Ranking Member Senator Richard Burr (R-NC) said that under his bill, the Veterans Mental Health Treatment First Act, there would be a wellness stipend while the veterans were waiting for treatment, and all the veteran would have to do is hold off on the rating claims. This emphasizes wellness as opposed to claiming disability. The current system, he said, does not keep pace with society and understanding disabilities. The rating schedules have not been updated in six decades, and promoting rehabilitation is a main goal, since there are young men and women returning from war that cannot return to work.
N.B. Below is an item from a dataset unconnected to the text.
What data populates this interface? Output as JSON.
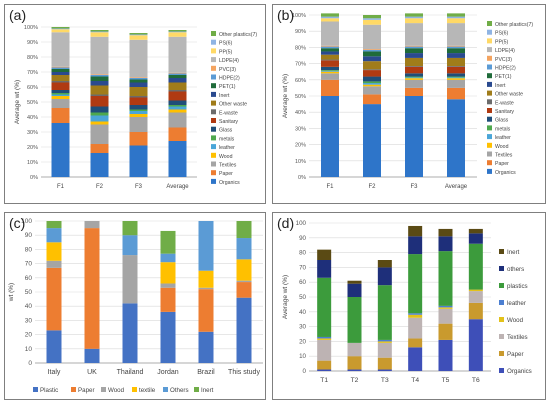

Returning to the workforce, Burr said, should be the main goal of the VA, and this may require a large upfront cost.

Dr. Joyce McMahon, PhD, Managing Director, Center for Health Research and Policy, said survey results suggest that the relationship between compensation and medical treatment for PTSD (Post Traumatic Stress Disorder) showed through a series of indirect questions virtually no evidence for veterans to avoid treatment from fear of losing their benefits. In respect to evaluating the quality of life for veterans, they also did surveys of veterans and found that the degree of disability was in decline. With primary mental disabilities, they found there to be low physical quality of life as well.

Dr. Dean G. Kilpatrick, PhD, Director, National Crime Victims Research and Treatment Center, Medical University of South Carolina, said testimony showed that doctors were limited in their ability to take a lengthy exam of persons diagnosed with PTSD, and therefore were not able to have a thorough evaluation. Currently, Kilpatrick said, the same sets of criteria are used to evaluate all sorts of mental disorders, and that means that the criteria are crude and outdated. The DSM (Diagnostic and Statistical Manual of Mental Disorders) used by mental health professionals needs to be utilized.

The research team concluded that it is not appropriate to have an "across the board" evaluation of veterans with PTSD but should be done on a case by case basis. The evaluations should be timely, and there is no justification to single out and stigmatize veterans with PTSD by reevaluating them every two to three years. One of the disadvantages to reevaluation is cost, and if it was decided to do regular reevaluations, it should not be done until the resources are available to do a more thorough evaluation.

In response to a question, Kilpatrick said there is lore out there that veterans that get compensation have no incentive to seek treatment because there is no reason to get better. Research showed, he said, that some veterans may seek treatment because at a higher level of disability, they get better options for treatment.